There were 132 passengers and a crew of 60 onboard our one-year-old ship. Although we knew no one on the trip, by the end of our 10-day cruise we had new friends from throughout the U.S. Our ship moved at a leisurely pace and made stops at Vernon, Rouen, Caudebec-en-Caux, Le Havre, Honfleur, Les Andelys and Paris.
We learned a lot about France’s history – from the Parisi tribe that settled on the banks of the Seine to the life of William the Conqueror, the former Duke of Normandy who became King of England after defeating Anglo-Saxon King Harold, at the Battle of Hastings in 1066. We visited the site where Joan of Arc was burned at the stake, toured the Cathedral of Notre Dame and numerous other churches and cathedrals (I learned that a church is called a cathedral only when there is a bishop in residence.) We stopped for photo ops in front of the Eiffel Tower, The Louvre, and the Invalides (which King Louis XIV had built to treat soldiers injured in battle).
Twelve of us visited the private home of Patricia Rynski d’Argence near Giverny.

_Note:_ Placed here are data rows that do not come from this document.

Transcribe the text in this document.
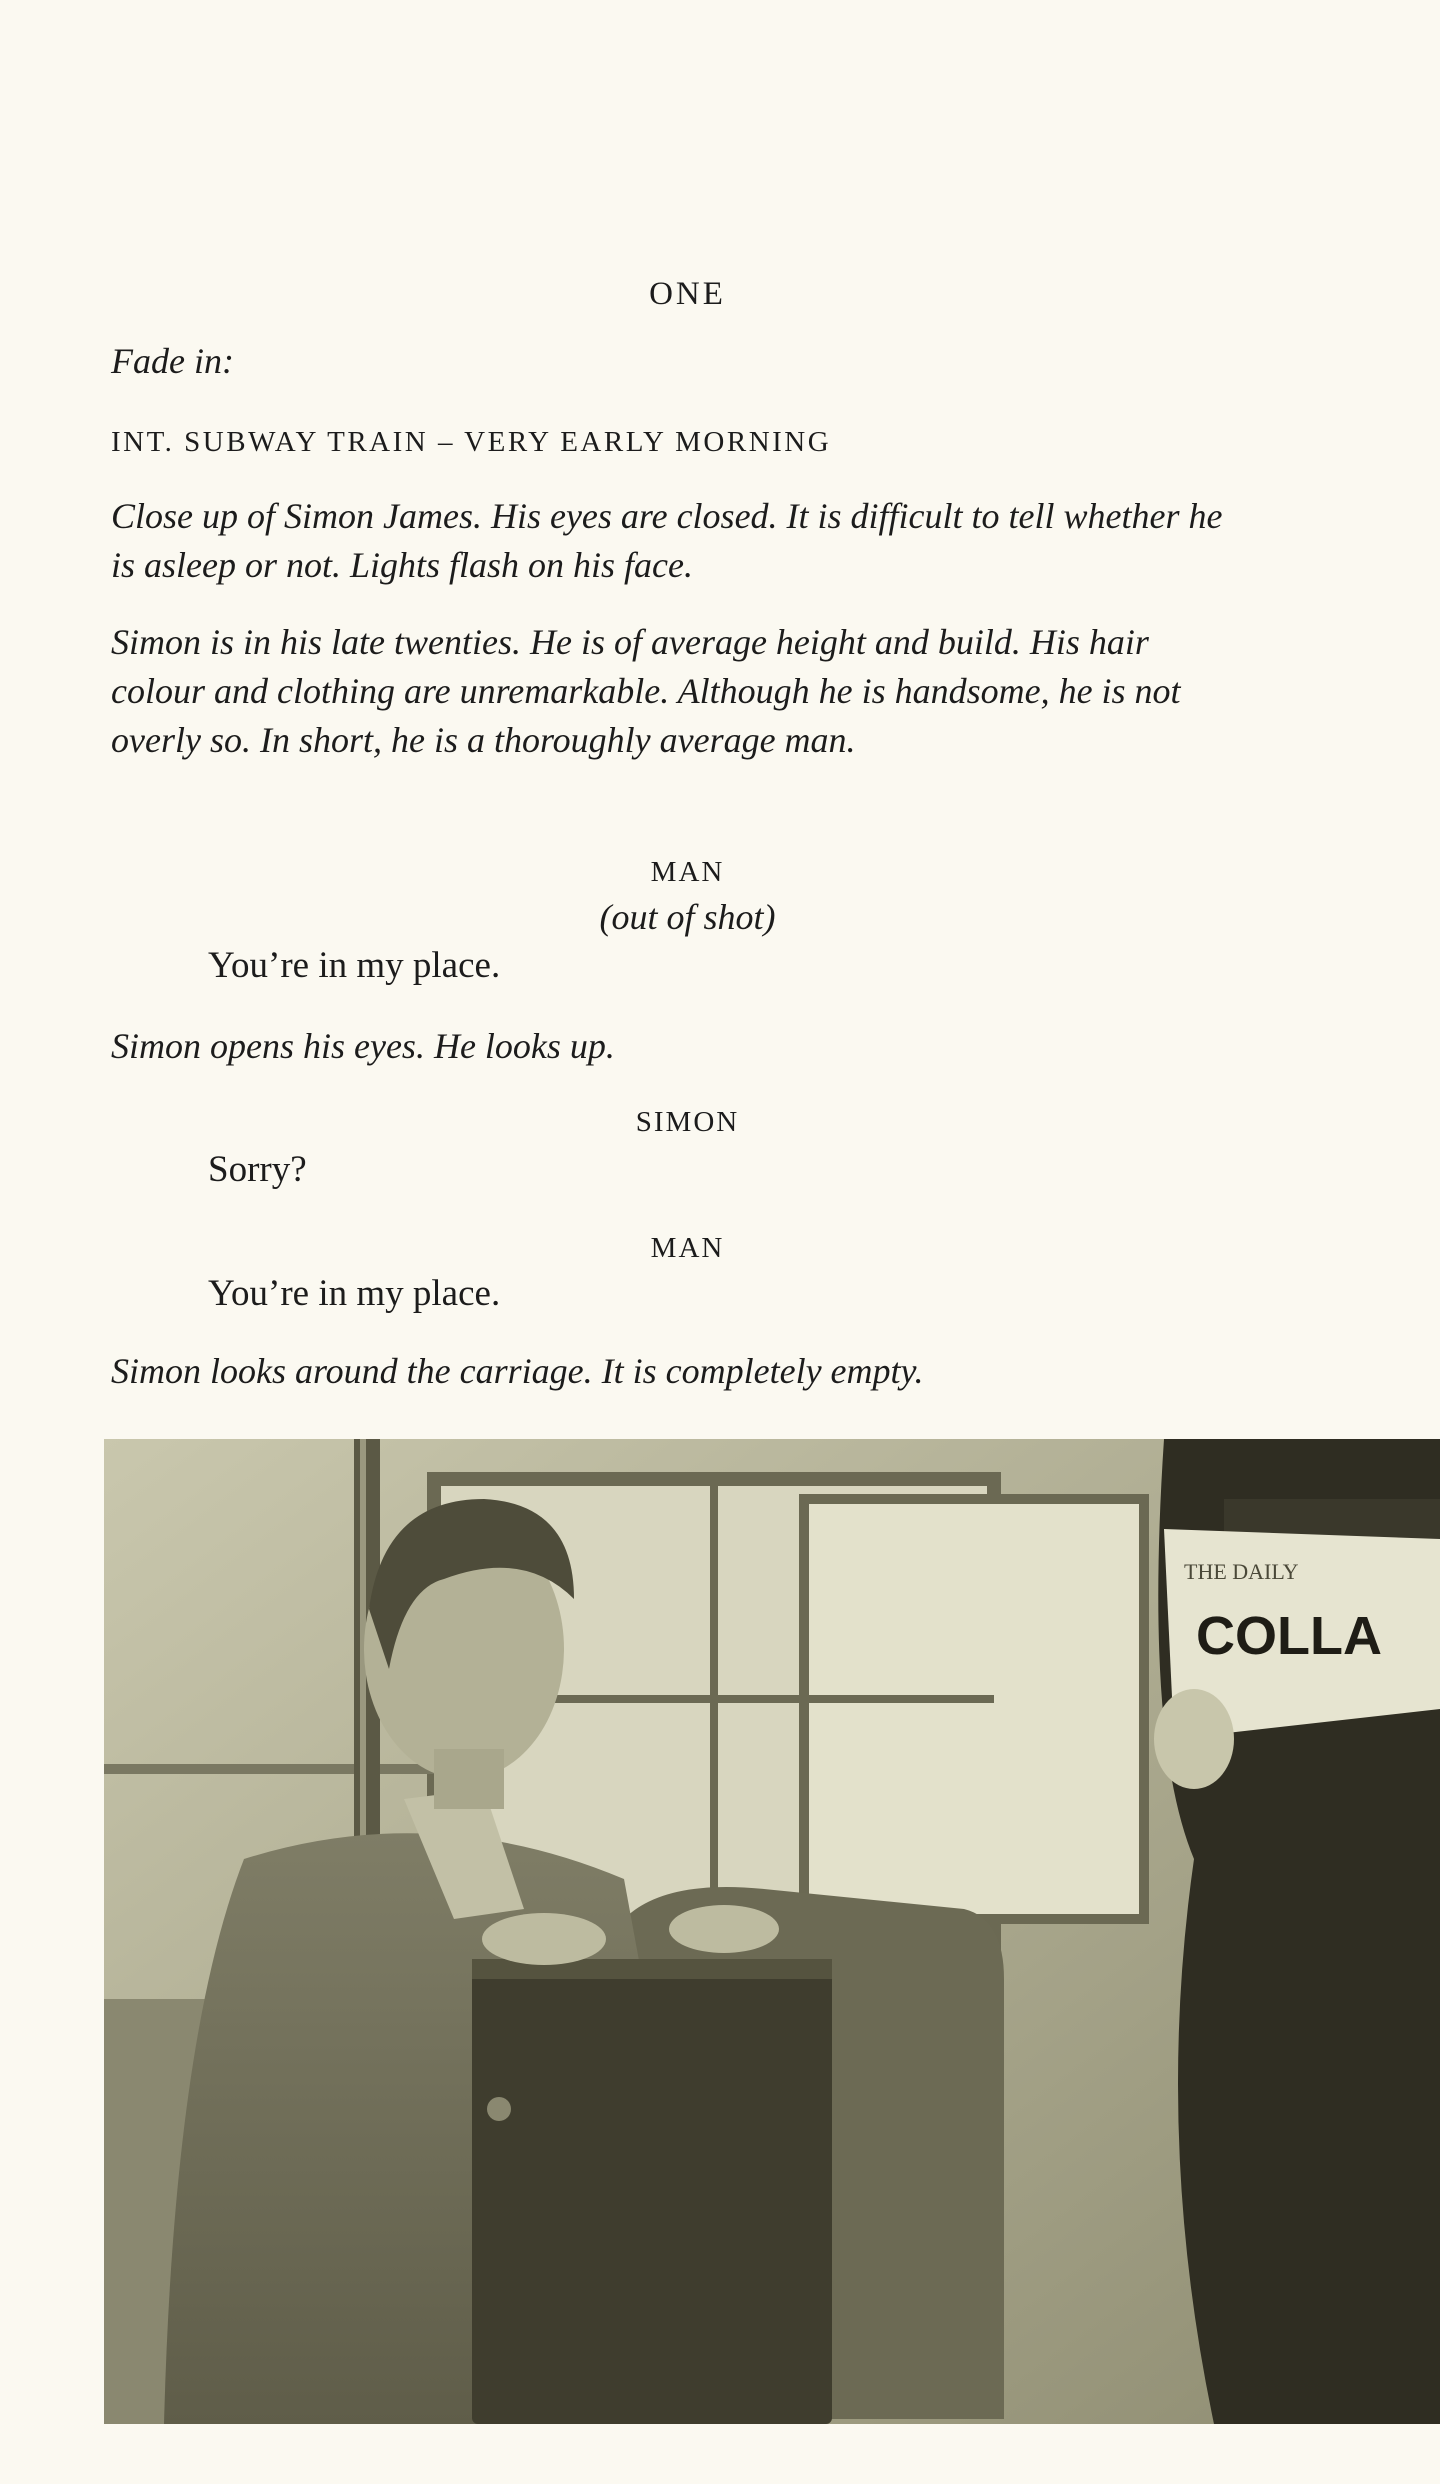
ONE
Fade in:
INT. SUBWAY TRAIN – VERY EARLY MORNING
Close up of Simon James. His eyes are closed. It is difficult to tell whether he is asleep or not. Lights flash on his face.
Simon is in his late twenties. He is of average height and build. His hair colour and clothing are unremarkable. Although he is handsome, he is not overly so. In short, he is a thoroughly average man.
MAN
(out of shot)
You’re in my place.
Simon opens his eyes. He looks up.
SIMON
Sorry?
MAN
You’re in my place.
Simon looks around the carriage. It is completely empty.
THE DAILY
COLLA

She is an artist and her husband is an antiques dealer in Paris. She gave us a tour of her historic compound and served us homemade apple tarts, chocolate cakes and apple cidre. She is a former member of her town’s governing council and shared with us her frustrations over France’s high taxes.
Our most moving experience was the full day excursion to the Normandy beaches. It was windy and raining when we visited the American Cemetery, looking solemnly over more than 9,000 crosses marking the graves of American soldiers. As vast as this cemetery appears, it holds less than one-third of the Americans who died in the Battle of Normandy. A wreath-laying ceremony was conducted and a French guide expressed the everlasting gratitude France has for the sacrifices Americans made to preserve their liberty. Leaving the cemetery we climbed down onto Omaha Beach where the U.S. 1st and 29th Infantry Divisions stormed ashore on D-Day June 6, 1944 against stubborn, entrenched German resistance. By day’s end, the water and the beaches were covered in blood and bodies. It is estimated 85 percent of those in the first wave to hit the beach were killed. Still through sheer numbers and unmatched courage Americans held fragile control of Omaha Beach by day’s end.
I learned that most of the French take the month of August off to go on holiday. Many shops in the towns we visited were closed. For that I was grateful, but Margaret still managed to do some shopping. Vive La France!